Trainer Uwe Neuhaus war da weit entspannter: "Ich bin für den Anfang sehr zufrieden mit meiner Mannschaft, dazu habe ich jegliches Recht. Wir haben gegen einen Mitfavoriten um den Aufstieg ein richtig gutes Spiel gezeigt." Neuhaus hatte neun Spieler aus der Aufstiegsmannschaft aufgeboten, nur Torwart Marvin Schwäbe (vormals Hoffenheim) und Ballas (FSV Frankfurt) kamen zum Zuge. Umso beeindruckter war der Coach, dass sein Team nervlich standhielt. In der zweiten Liga begegne man Gegnern, die "deutlich mehr Qualität" haben als die Rivalen des vergangenen Jahres, "da darfst du nicht unruhig werden", sagte Neuhaus, und spielte damit darauf am, dass seine Elf auch nach dem Rückstand ihre Linie nicht verlor. Er hätte es aber auch gut auf Dynamos Fans münzen können, die das Stadion in eine Elb-Bombonera verwandelten, weil sie auf und ab hüpften wie es die Fans von Boca Juniors in Buenos Aires bei den Spielen in der echten Bombonera tun. Dynamo leistete sich durchaus nervenzehrende Fehler, zumal im Aufbauspiel. Doch auf den Rängen war nie ein Murren zu hören, im Gegenteil: "Es ist gut, dass uns die Fans einen gewissen Kredit geben", sagte Kapitän Marco Hartmann. "Man merkt, es gibt eine andere Erwartungshaltung."
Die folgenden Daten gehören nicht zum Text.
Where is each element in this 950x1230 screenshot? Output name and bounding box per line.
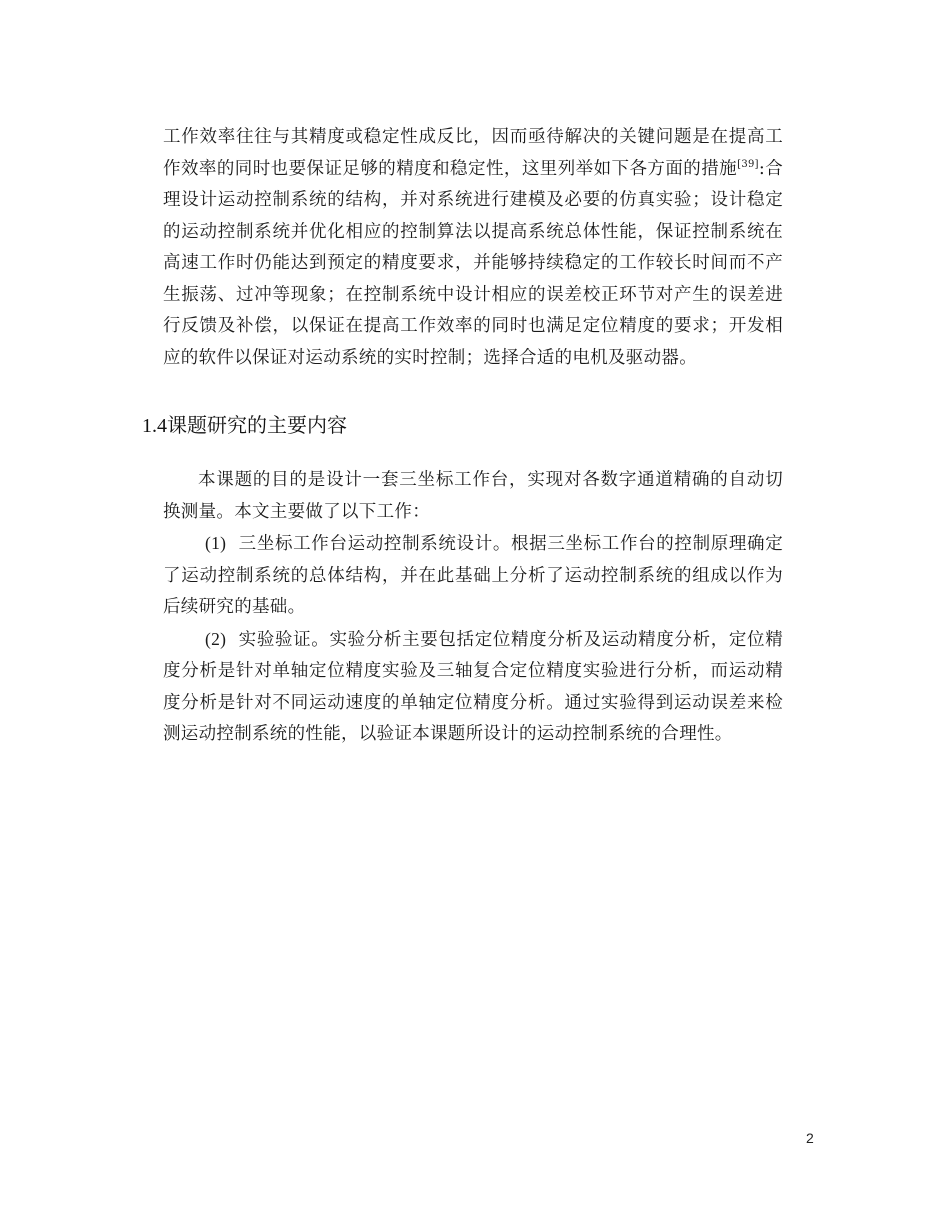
section-heading: [142, 410, 347, 441]
list-item: [163, 528, 783, 624]
page-number: 2: [806, 1130, 814, 1146]
list-item-number: (1): [205, 533, 227, 553]
section-number: 1.4: [142, 415, 167, 437]
body-paragraph: [163, 122, 783, 374]
section-title: 课题研究的主要内容: [167, 413, 347, 437]
citation-superscript: [39]: [737, 158, 759, 170]
list-item-number: (2): [205, 628, 227, 649]
list-item: [163, 624, 783, 751]
paragraph-text-continued: :合理设计运动控制系统的结构，并对系统进行建模及必要的仿真实验；设计稳定的运动控制系统并优化相应的控制算法以提高系统总体性能，保证控制系统在高速工作时仍能达到预定的精度要求，并能够持续稳定的工作较长时间而不产生振荡、过冲等现象；在控制系统中设计相应的误差校正环节对产生的误差进行反馈及补偿，以保证在提高工作效率的同时也满足定位精度的要求；开发相应的软件以保证对运动系统的实时控制；选择合适的电机及驱动器。: [163, 158, 783, 368]
intro-paragraph: 本课题的目的是设计一套三坐标工作台，实现对各数字通道精确的自动切换测量。本文主要做了以下工作：: [163, 470, 783, 522]
paragraph-text: 工作效率往往与其精度或稳定性成反比，因而亟待解决的关键问题是在提高工作效率的同时也要保证足够的精度和稳定性，这里列举如下各方面的措施: [163, 127, 783, 179]
list-item-text: 实验验证。实验分析主要包括定位精度分析及运动精度分析，定位精度分析是针对单轴定位精度实验及三轴复合定位精度实验进行分析，而运动精度分析是针对不同运动速度的单轴定位精度分析。通过实验得到运动误差来检测运动控制系统的性能，以验证本课题所设计的运动控制系统的合理性。: [163, 629, 783, 744]
section-body: [163, 465, 783, 751]
list-item-text: 三坐标工作台运动控制系统设计。根据三坐标工作台的控制原理确定了运动控制系统的总体结构，并在此基础上分析了运动控制系统的组成以作为后续研究的基础。: [163, 534, 783, 617]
Man darf das wohl als Beitrag der Fans interpretieren, der fußballerischen Aufbruchsstimmung der Stadt Kontinuität zu verleihen, die für den lange gebeutelten Osten fast größere Relevanz hat als der Bundesliga-Aufstieg von RB Leipzig. In Dresden hatten sie lange genug auf ein solches Gefühl gewartet. "Nach der Wende gab es bei Dynamo kaum Phasen, in denen mal mit Ruhe und Sachverstand etwas aufgebaut wurde. Oft hatten Leute das Sagen, die von Fußball wenig Ahnung hatten", sagte Klublegende Hans-Jürgen Kreische im Stadionmagazin Kreisel. Nun scheint alles anders. Schon vor der vergangenen Saison, die das Team mit nur zwei Niederlagen aus 38 Spielen beendete, war die finanzielle Stabilisierung des Klubs verkündet worden, nun geht Dynamo mit einem 20-Millionen-Euro-Etat in die Saison. Euphorie? Oh ja! Der Klub musste den Verkauf von Dauerkarten einstellen, nachdem 18 000 Saisontickets abgesetzt waren. Man benötigt noch Tickets für die Tageskassen.

Im Austausch bietet Dynamos Team Aufrichtigkeit und auch das eine oder andere feinfüßige Talent. Allen voran Mittelfeldspieler Marvin Stefaniak, der 2015/16 mit 20 Torvorlagen bester Vorbereiter der dritten Liga war und nun vom Trainer zum Vizekapitän bestellt wurde. Ähnliches gilt für den eingewechselten Mittelfeldspieler Niklas Hauptmann, der Testroets Treffer durch einen geistesgegenwärtigen Direktpass vorbereitete. Dass der Weg zum Klassenerhalt steinig werden wird, wie Testroet sagte - geschenkt. Eine Schimäre muss er nicht sein, auch wenn der Sprung in die zweite Liga als gewaltig wahrgenommen wird. "In den ersten drei Minuten habe ich geschluckt", gestand Testroet mit Blick auf die Qualität und Wettkampfhärte der Nürnberger Verteidiger, sein Körper künde davon: "Ich habe mehr blaue Flecken als sonst". Die Blutergüsse aber sind ihm überaus willkommen. Mit solchen Spielern "will man sich messen" - jetzt und möglichst in Ewigkeit, Amen.